Co-star Lucy Hale, who previously worked with Wadlow on “Truth or Dare,” plays Melanie Cole. She says she was on the edge of her seat while reading the script, and suggests she was excited to work with Wadlow again.
“Jeff is amazing. I say in every interview that he’s the hardest-working man in Hollywood,” she says. “Not only does he direct, but he produces. He also wrote ‘Truth or Dare’ and ‘Fantasy Island.’”
On the subject, Wadlow says, “I like to approach each day like it’s a professional sporting event—like we’re out there to win and make the most interesting choices and get the most compelling footage possible, and Lucy is a superstar athlete.”
Aside from Hale, the movie covers three other characters.
Gwen Olsen, played by Maggie Q, has a fantasy that exudes regret, according to Wadlow.
“Gwen has a lot of questions about paths not taken,” he explains.
But perhaps the shallowest of the fantasies is that of JD (played by Ryan Hansen), who has brought his adopted brother, Brax (Jimmy O. Yang), to the island to share his wish “to have it all.” But having it all might not be what he originally thought.
And finally, Austin Stowell plays Patrick Sullivan, a cop who daydreams of meeting his father, who died in combat. But that wish goes deeper than he had intended.
Hale drew from her experiences playing roles in ABC Family’s “Pretty Little Liars” as well as “Truth or Dare” to help channel the character of Cole in Wadlow’s new film. She says playing Aria Montgomery in “Pretty Little Liars” helped her perfect her horror face. In looking to Olivia Barron, her character from “Truth or Dare,” however, she says she had to take a different approach in extracting elements.
“Olivia is the girl next door. She’s the ‘type-A,’ ‘always-wants-to-do-the-right-thing’ kind of girl,” Hale says. “On the flip is Melanie, who I play in ‘Fantasy Island.’ And in her head, she is the Olivia.”

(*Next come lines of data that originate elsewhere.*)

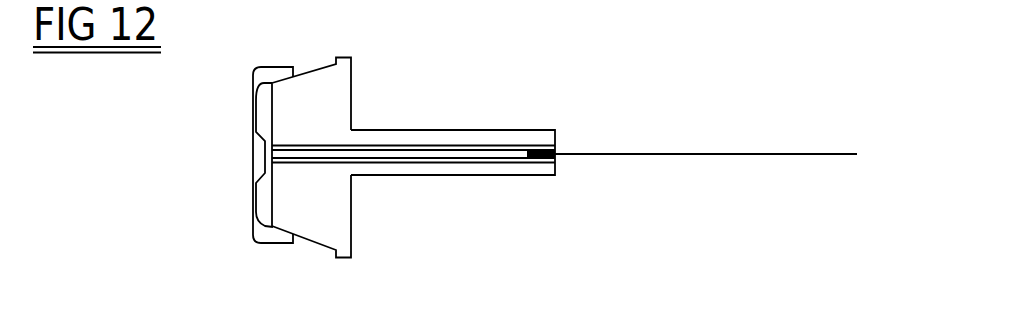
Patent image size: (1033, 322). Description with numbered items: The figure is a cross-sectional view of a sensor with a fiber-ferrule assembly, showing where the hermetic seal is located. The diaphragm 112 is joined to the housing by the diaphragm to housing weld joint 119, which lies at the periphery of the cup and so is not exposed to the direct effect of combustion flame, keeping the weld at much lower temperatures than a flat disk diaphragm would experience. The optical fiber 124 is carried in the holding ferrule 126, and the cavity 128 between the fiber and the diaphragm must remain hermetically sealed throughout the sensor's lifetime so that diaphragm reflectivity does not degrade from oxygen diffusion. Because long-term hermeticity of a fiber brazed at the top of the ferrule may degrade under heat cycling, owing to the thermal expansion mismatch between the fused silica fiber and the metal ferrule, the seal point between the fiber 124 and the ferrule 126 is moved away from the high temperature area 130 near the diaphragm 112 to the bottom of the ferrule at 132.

The diaphragm 112 is at (253, 107).
The diaphragm to housing weld joint 119 is at (293, 77).
The optical fiber 124 is at (733, 152).
The holding ferrule 126 is at (485, 175).
The cavity 128 is at (262, 204).
The high temperature area 130 is at (184, 144).
The seal point at the bottom of the ferrule 132 is at (556, 155).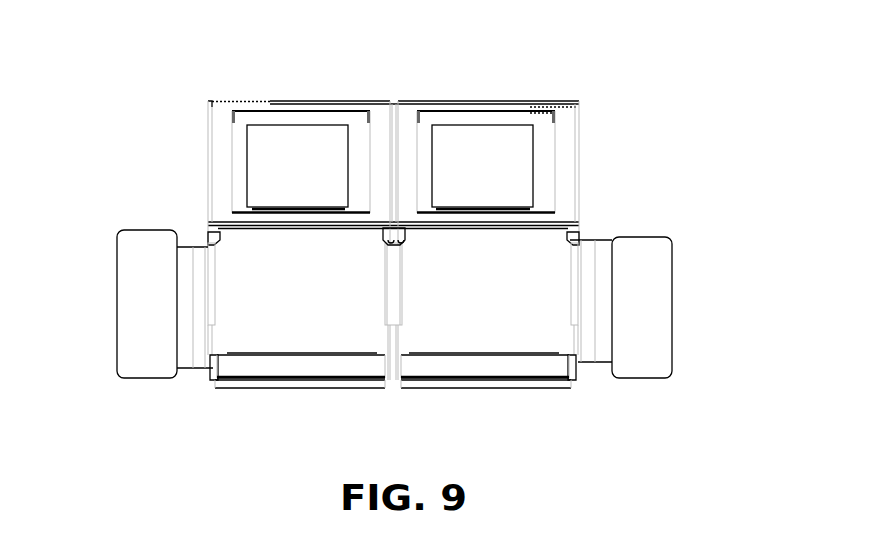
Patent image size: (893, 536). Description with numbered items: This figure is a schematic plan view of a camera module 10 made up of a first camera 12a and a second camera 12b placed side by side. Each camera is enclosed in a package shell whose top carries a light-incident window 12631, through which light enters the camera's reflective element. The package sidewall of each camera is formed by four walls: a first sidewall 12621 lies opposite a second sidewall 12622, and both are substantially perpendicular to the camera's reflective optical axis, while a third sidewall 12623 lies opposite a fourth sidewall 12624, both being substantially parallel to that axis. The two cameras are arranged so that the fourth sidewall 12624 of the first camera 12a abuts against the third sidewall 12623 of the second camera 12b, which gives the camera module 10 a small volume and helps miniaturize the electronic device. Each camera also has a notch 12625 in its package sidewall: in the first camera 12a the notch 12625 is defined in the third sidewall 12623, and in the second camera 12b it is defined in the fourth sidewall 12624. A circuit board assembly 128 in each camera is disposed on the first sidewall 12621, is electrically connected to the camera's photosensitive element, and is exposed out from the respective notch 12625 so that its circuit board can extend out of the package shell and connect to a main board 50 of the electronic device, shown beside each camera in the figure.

The camera module 10 is at (212, 8).
The first camera 12a is at (303, 59).
The second camera 12b is at (501, 65).
The second sidewall 12622 is at (348, 101).
The light-incident window 12631 is at (252, 118).
The third sidewall 12623 is at (208, 158).
The fourth sidewall 12624 is at (578, 152).
The notch 12625 is at (208, 266).
The circuit board assembly 128 is at (190, 362).
The main board 50 is at (133, 310).
The first sidewall 12621 is at (300, 388).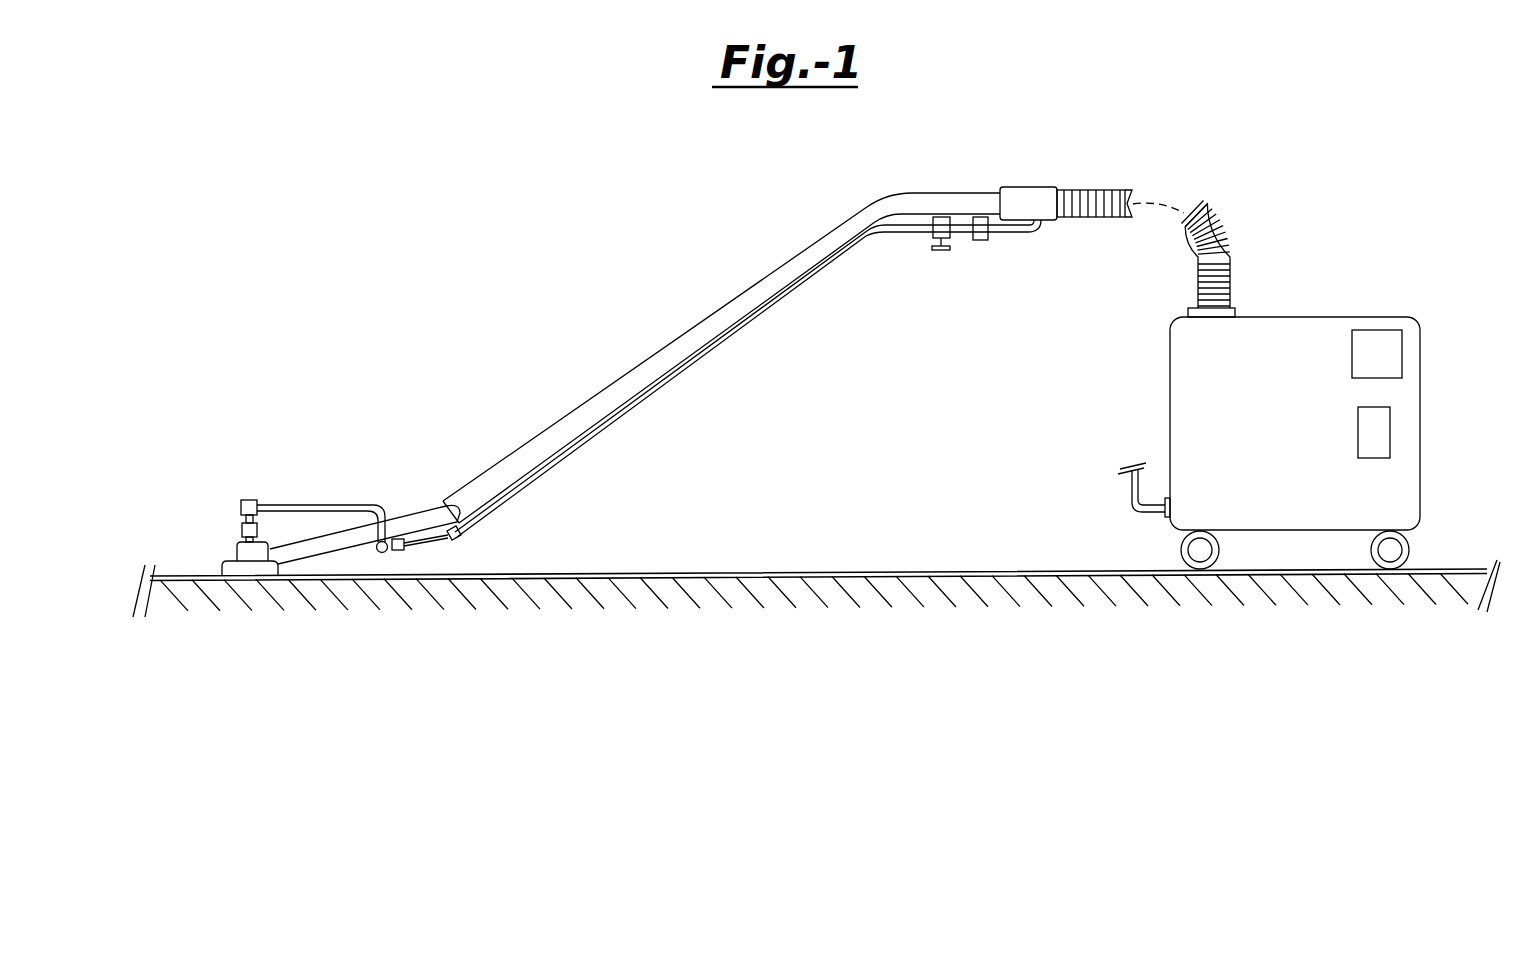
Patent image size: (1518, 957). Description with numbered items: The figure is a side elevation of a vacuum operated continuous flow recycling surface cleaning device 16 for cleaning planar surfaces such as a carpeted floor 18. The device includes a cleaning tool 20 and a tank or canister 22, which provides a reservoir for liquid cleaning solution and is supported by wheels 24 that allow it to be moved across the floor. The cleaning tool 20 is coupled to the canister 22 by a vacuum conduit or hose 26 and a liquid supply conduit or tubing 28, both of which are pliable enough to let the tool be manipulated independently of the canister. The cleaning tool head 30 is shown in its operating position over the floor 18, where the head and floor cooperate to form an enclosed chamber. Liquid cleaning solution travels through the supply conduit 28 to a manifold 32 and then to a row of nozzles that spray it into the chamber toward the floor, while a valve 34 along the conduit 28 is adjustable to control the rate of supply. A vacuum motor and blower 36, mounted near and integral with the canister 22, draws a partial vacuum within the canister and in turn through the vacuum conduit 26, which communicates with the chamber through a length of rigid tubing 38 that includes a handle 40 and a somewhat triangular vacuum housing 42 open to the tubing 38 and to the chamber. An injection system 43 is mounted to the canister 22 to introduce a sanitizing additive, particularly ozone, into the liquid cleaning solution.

The continuous flow recycling surface cleaning device 16 is at (593, 267).
The carpeted floor 18 is at (793, 572).
The cleaning tool 20 is at (663, 343).
The canister 22 is at (1183, 375).
The wheels 24 is at (1410, 545).
The vacuum conduit 26 is at (1082, 190).
The liquid supply conduit 28 is at (997, 233).
The cleaning tool head 30 is at (237, 552).
The manifold 32 is at (246, 498).
The valve 34 is at (940, 230).
The vacuum motor and blower 36 is at (1395, 350).
The rigid tubing 38 is at (608, 393).
The handle 40 is at (1022, 195).
The vacuum housing 42 is at (321, 530).
The injection system 43 is at (1392, 430).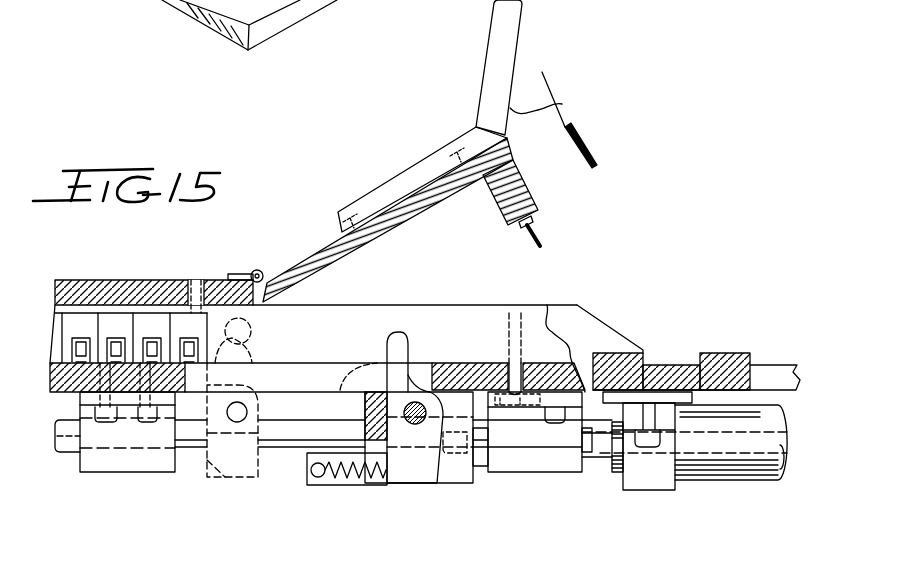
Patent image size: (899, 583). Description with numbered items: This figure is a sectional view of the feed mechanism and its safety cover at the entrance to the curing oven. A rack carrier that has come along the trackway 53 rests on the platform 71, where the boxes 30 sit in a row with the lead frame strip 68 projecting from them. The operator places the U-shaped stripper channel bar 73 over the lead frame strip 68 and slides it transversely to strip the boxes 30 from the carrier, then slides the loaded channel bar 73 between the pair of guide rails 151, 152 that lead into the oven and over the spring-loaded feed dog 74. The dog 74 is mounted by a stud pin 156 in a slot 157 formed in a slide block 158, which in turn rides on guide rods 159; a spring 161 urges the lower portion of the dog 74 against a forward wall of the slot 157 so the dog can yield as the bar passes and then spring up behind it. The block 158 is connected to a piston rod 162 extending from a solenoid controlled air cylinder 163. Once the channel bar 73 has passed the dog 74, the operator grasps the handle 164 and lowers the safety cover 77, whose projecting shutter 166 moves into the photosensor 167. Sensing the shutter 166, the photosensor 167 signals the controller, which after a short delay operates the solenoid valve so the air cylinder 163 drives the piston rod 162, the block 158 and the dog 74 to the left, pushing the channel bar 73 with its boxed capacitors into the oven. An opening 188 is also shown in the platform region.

The most difficult challenge for Hale in playing Cole was getting into the mindset of the character, because their morals and the way they live their lives are very different, she says. According to Hale, Cole is a very complex, layered, damaged and tormented character unlike any she has played before.
“Obviously as Lucy, I read the script and I look at these things and I think, ‘This girl is insane. She’s crazy,’” she says. “With Olivia, it was a lot easier because she was a lot like me.”
Both Hale and Wadlow have a love for horror that drew them into this new collaboration.
“My character has a great line in the movie that says, ‘That’s why we ride roller coasters and watch horror movies. Because we like to feel something,’” Hale recalls. “What went on behind the making of ‘Fantasy Island’ is absolutely insane.”
The experience of creating and releasing tension is what draws Wadlow to the genre.
“Making a Blumhouse movie is a continuous process of being challenged. There is never a moment when you’re not being challenged in some capacity,” he says.
But for Wadlow, the film isn’t simple horror, as he sees a message in it all.
“Don’t live your life in regret,” he says. “You have to move forward. You can’t be consumed by the past because it will consume you.”
Blumhouse’s “Fantasy Island” is set for a theatrical release this Friday, February 14.